My new Excalibur 9-tray dehydrator!!Posted: December 20, 2011
My first investment into starting my sprouted grains business was the Excalibur 3900 9-tray dehydrator. It’s supposed to be top of the line and best for producing a lot of dehydrated foods. After my first test with sprouted grain foods, I think the route that makes the most sense is to begin developing recipes for sprouted grain crackers, cookies, crisps, flatbreads, etc – whatever you might want to consider them. I’m super excited to begin these sprouted grain recipes in an effort to preserve the integrity of the nutrition that the sprouts have to offer.
According to the book that came with the dehydrator and additional info I found online, the best way to dehydrate raw foods and still maintain the integrity of nutrition without risking mold or running the machine for days on end is to start at the highest temperature (145 degrees). You run it at this temperature for 2-3 hours, then decrease down to 105-115 degrees. Living enzymes are destroyed at 120 degrees, however, the moisture of the food prevents it from reaching an internal temperature that high until after the first couple of hours (which is when you turn down the temp!)

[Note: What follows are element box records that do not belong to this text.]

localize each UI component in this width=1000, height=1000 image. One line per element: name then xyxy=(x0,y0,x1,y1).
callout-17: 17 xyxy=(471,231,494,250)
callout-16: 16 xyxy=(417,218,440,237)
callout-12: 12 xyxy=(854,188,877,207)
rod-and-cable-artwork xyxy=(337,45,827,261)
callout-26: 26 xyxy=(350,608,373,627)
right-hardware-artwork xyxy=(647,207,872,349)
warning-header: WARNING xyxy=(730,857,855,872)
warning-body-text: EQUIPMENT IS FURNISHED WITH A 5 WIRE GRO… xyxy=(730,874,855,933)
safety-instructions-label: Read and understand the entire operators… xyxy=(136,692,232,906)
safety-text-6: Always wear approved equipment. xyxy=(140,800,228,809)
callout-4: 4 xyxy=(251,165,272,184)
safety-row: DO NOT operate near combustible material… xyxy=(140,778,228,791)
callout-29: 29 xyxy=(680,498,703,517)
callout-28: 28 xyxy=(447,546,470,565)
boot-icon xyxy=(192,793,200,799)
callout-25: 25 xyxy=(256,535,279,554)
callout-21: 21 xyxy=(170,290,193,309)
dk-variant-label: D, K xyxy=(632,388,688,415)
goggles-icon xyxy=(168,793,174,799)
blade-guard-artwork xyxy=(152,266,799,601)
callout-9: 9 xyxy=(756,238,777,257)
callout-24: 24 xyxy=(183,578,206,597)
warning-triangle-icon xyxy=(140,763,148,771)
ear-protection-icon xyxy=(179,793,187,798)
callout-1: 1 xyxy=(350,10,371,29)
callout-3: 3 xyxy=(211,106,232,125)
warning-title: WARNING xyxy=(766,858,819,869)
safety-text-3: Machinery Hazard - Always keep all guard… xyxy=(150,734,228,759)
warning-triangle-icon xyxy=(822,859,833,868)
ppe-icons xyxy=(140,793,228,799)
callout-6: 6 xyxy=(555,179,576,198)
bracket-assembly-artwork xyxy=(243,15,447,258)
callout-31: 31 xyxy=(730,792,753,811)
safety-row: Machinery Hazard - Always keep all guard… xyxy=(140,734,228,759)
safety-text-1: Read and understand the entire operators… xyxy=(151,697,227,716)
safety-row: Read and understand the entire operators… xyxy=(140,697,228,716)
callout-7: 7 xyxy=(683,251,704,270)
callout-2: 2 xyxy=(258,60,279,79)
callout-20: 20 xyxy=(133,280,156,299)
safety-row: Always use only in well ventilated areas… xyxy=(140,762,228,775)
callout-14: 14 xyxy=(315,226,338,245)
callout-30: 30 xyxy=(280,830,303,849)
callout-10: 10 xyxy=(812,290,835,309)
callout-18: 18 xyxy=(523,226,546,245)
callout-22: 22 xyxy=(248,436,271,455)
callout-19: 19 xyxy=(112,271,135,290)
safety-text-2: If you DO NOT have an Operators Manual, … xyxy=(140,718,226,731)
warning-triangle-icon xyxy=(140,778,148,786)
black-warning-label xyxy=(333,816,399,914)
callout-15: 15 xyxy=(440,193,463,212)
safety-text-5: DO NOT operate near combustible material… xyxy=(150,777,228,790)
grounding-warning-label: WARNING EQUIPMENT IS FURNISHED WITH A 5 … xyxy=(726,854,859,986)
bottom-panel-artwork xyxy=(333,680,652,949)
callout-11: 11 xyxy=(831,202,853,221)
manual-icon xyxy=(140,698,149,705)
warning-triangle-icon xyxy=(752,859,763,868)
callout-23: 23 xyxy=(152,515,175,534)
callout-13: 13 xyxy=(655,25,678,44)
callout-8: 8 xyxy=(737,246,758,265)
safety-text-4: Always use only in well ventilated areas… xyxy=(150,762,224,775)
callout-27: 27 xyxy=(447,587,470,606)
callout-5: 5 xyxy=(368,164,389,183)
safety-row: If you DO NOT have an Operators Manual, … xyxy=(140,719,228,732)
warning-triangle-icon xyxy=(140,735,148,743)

One thing I’m very excited about making is dehydrated kale chips. I loved making them in the oven, using olive oil before. Without the oil, they don’t do so well in the oven though. I have had dehydrated ones, though, that taste awesome. AND – they’ll be RAW instead of cooked, preserving a lot of the nutrition of the kale. (Most nutrient dense food, what?!) The kale that I’m cooking today, having been placed in the dehydrator at 145 degrees for the first 2 1/2 hours is actually almost done, and I’m sure is no longer considered a living food. I will need to start this at the low temperature for the entire time.
Banana chips are another big favorite of mine, but I have trouble finding them reasonably priced OR without sugar, salt, or oil added. Plus, I can use organic bananas this way as well. The guide says 7-10 hours at a higher temperature, but to extend the dehydrating time if wanting to preserve the living enzymes. So, I’m guessing it may take 12-15 but we’ll see the difference as the night goes on!